Dare un segnale forte al mondo della nautica in ottica di sostenibilità. È da qui che nasce ECO Yachts, il nuovo cantiere “spin off” di Northern Light Composites, il laboratorio che ha partorito alcune tra le novità più interessanti degli ultimi anni nel mercato italiano. È nato qui, ad esempio, l’Ecoracer One Design 30 (9,15 metri), il primo monotipo riciclabile prodotto in serie firmato da Matteo Polli.
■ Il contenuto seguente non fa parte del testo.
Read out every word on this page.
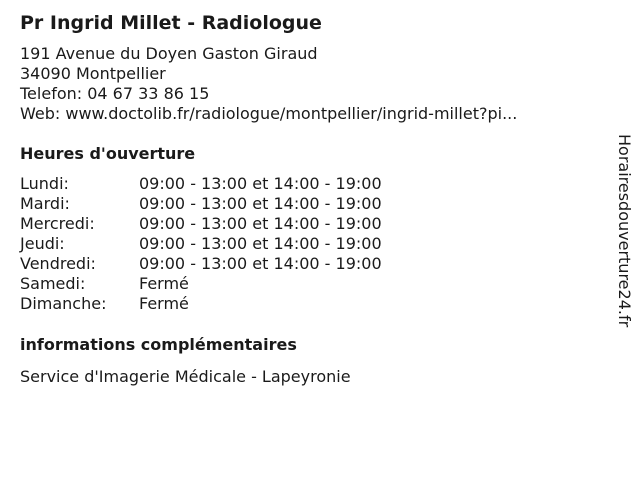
Pr Ingrid Millet - Radiologue
191 Avenue du Doyen Gaston Giraud
34090 Montpellier
Telefon: 04 67 33 86 15
Web: www.doctolib.fr/radiologue/montpellier/ingrid-millet?pi...
Heures d'ouverture
Lundi:	09:00 - 13:00 et 14:00 - 19:00
Mardi:	09:00 - 13:00 et 14:00 - 19:00
Mercredi:	09:00 - 13:00 et 14:00 - 19:00
Jeudi:	09:00 - 13:00 et 14:00 - 19:00
Vendredi:	09:00 - 13:00 et 14:00 - 19:00
Samedi:	Fermé
Dimanche: Fermé
informations complémentaires
Service d'Imagerie Médicale - Lapeyronie
Horairesdouverture24.fr
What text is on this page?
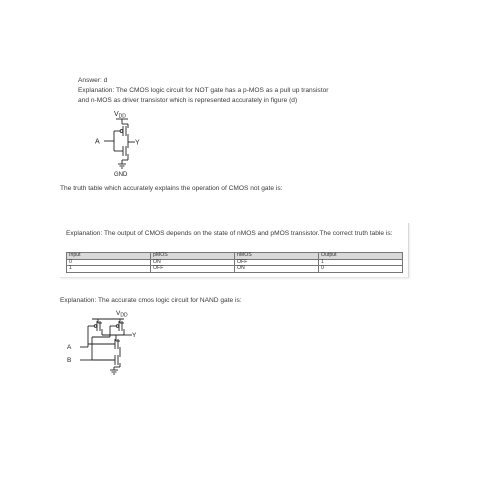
Answer: d
Explanation: The CMOS logic circuit for NOT gate has a p-MOS as a pull up transistor
and n-MOS as driver transistor which is represented accurately in figure (d)
$V_{DD}$
A	Y
GND
The truth table which accurately explains the operation of CMOS not gate is:
Explanation: The output of CMOS depends on the state of nMOS and pMOS transistor.The correct truth table is:
Input	pMOS	nMOS	Output
0	ON	OFF	1
1	OFF	ON	0
Explanation: The accurate cmos logic circuit for NAND gate is:
$V_{DD}$
A
B
Y
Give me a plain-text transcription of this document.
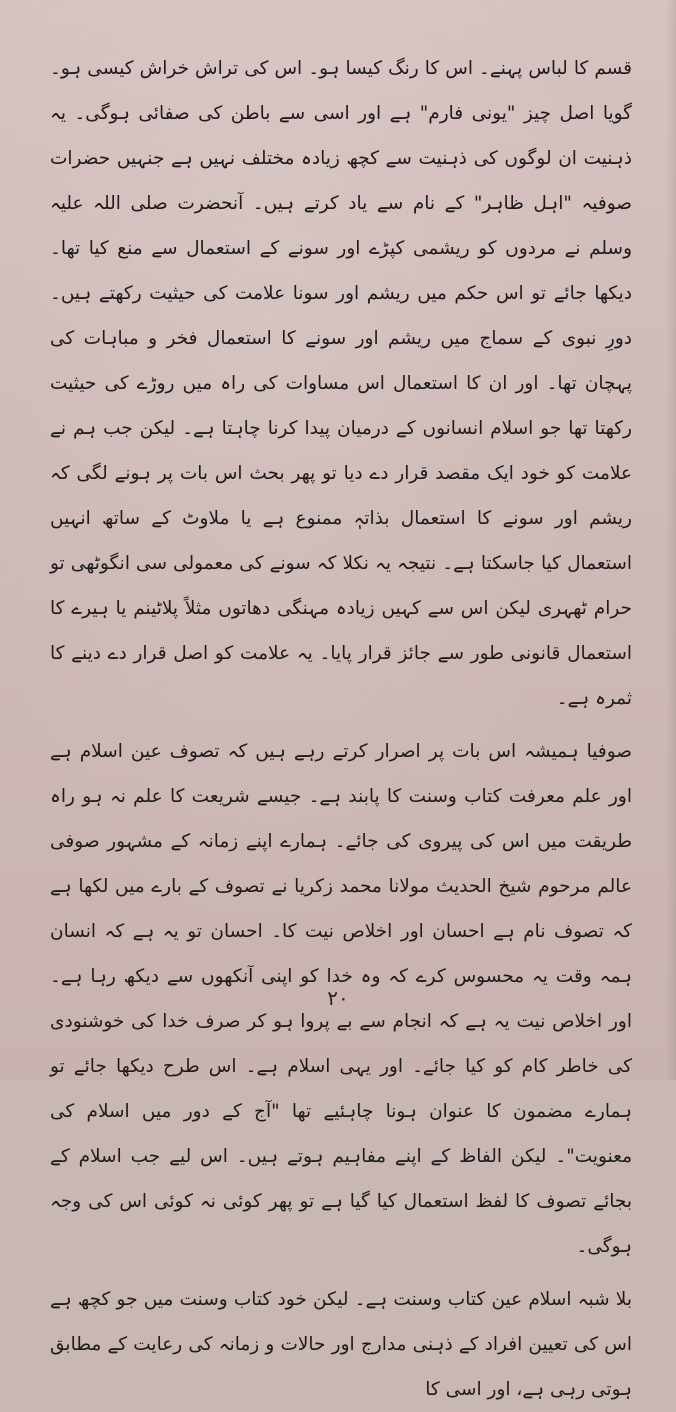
قسم کا لباس پہنے۔ اس کا رنگ کیسا ہو۔ اس کی تراش خراش کیسی ہو۔ گویا اصل چیز "یونی فارم" ہے اور اسی سے باطن کی صفائی ہوگی۔ یہ ذہنیت ان لوگوں کی ذہنیت سے کچھ زیادہ مختلف نہیں ہے جنہیں حضرات صوفیہ "اہل ظاہر" کے نام سے یاد کرتے ہیں۔ آنحضرت صلی اللہ علیہ وسلم نے مردوں کو ریشمی کپڑے اور سونے کے استعمال سے منع کیا تھا۔ دیکھا جائے تو اس حکم میں ریشم اور سونا علامت کی حیثیت رکھتے ہیں۔ دورِ نبوی کے سماج میں ریشم اور سونے کا استعمال فخر و مباہات کی پہچان تھا۔ اور ان کا استعمال اس مساوات کی راہ میں روڑے کی حیثیت رکھتا تھا جو اسلام انسانوں کے درمیان پیدا کرنا چاہتا ہے۔ لیکن جب ہم نے علامت کو خود ایک مقصد قرار دے دیا تو پھر بحث اس بات پر ہونے لگی کہ ریشم اور سونے کا استعمال بذاتہٖ ممنوع ہے یا ملاوٹ کے ساتھ انہیں استعمال کیا جاسکتا ہے۔ نتیجہ یہ نکلا کہ سونے کی معمولی سی انگوٹھی تو حرام ٹھہری لیکن اس سے کہیں زیادہ مہنگی دھاتوں مثلاً پلاٹینم یا ہیرے کا استعمال قانونی طور سے جائز قرار پایا۔ یہ علامت کو اصل قرار دے دینے کا ثمرہ ہے۔

صوفیا ہمیشہ اس بات پر اصرار کرتے رہے ہیں کہ تصوف عین اسلام ہے اور علم معرفت کتاب وسنت کا پابند ہے۔ جیسے شریعت کا علم نہ ہو راہ طریقت میں اس کی پیروی کی جائے۔ ہمارے اپنے زمانہ کے مشہور صوفی عالم مرحوم شیخ الحدیث مولانا محمد زکریا نے تصوف کے بارے میں لکھا ہے کہ تصوف نام ہے احسان اور اخلاص نیت کا۔ احسان تو یہ ہے کہ انسان ہمہ وقت یہ محسوس کرے کہ وہ خدا کو اپنی آنکھوں سے دیکھ رہا ہے۔ اور اخلاص نیت یہ ہے کہ انجام سے بے پروا ہو کر صرف خدا کی خوشنودی کی خاطر کام کو کیا جائے۔ اور یہی اسلام ہے۔ اس طرح دیکھا جائے تو ہمارے مضمون کا عنوان ہونا چاہئیے تھا "آج کے دور میں اسلام کی معنویت"۔ لیکن الفاظ کے اپنے مفاہیم ہوتے ہیں۔ اس لیے جب اسلام کے بجائے تصوف کا لفظ استعمال کیا گیا ہے تو پھر کوئی نہ کوئی اس کی وجہ ہوگی۔

بلا شبہ اسلام عین کتاب وسنت ہے۔ لیکن خود کتاب وسنت میں جو کچھ ہے اس کی تعیین افراد کے ذہنی مدارج اور حالات و زمانہ کی رعایت کے مطابق ہوتی رہی ہے، اور اسی کا

۲۰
Come saranno le barche del cantiere 100% ecologico

ECO Yachts sarà il primo cantiere al mondo a produrre esclusivamente imbarcazioni ad impatto zero, andando ad impattare il meno possibile sull’ambiente. La neutralità climatica del cantiere sarà certificata da un ente terzo, Climate Standard, seguendo le metodologie descritte dal Green House Gas Protocol, ISO 14067 e PAS2060. Dopo l’ultimo modello, l’Ecoracer One Design 30 lanciato al Salone di Genova durante l’arrivo della The Ocean Race di cui è attualmente in costruzione il secondo esemplare, il neonato cantiere si dedicherà alla realizzazione di un nuovo fast cruiser con lunghezza fuori tutto di circa 12 metri, sempre disegnato da Matteo Polli. Verrà realizzato anch’esso in Italia e anch’esso con rComposite, il materiale composito riciclabile brevettato da Northern Light Composites (e utilizzato da ECO Yachts). La società italiana con sede a Monfalcone (GO) non solo utilizzerà rComposite, ma ha reso pubblici i dati sulle emissioni derivanti dalla produzione del suo One Design di 30 piedi, con il dettaglio sulla strategia di compensazione e il piano di riduzione delle emissioni, con investimenti su progetti specifici e mirati. Tutto il processo di generazione della barca, dal reperimento delle materie prime alla consegna dell’imbarcazione al cliente finale, vedrà compensate tutte quante le emissioni di CO2 e degli altri gas responsabili dell’effetto serra.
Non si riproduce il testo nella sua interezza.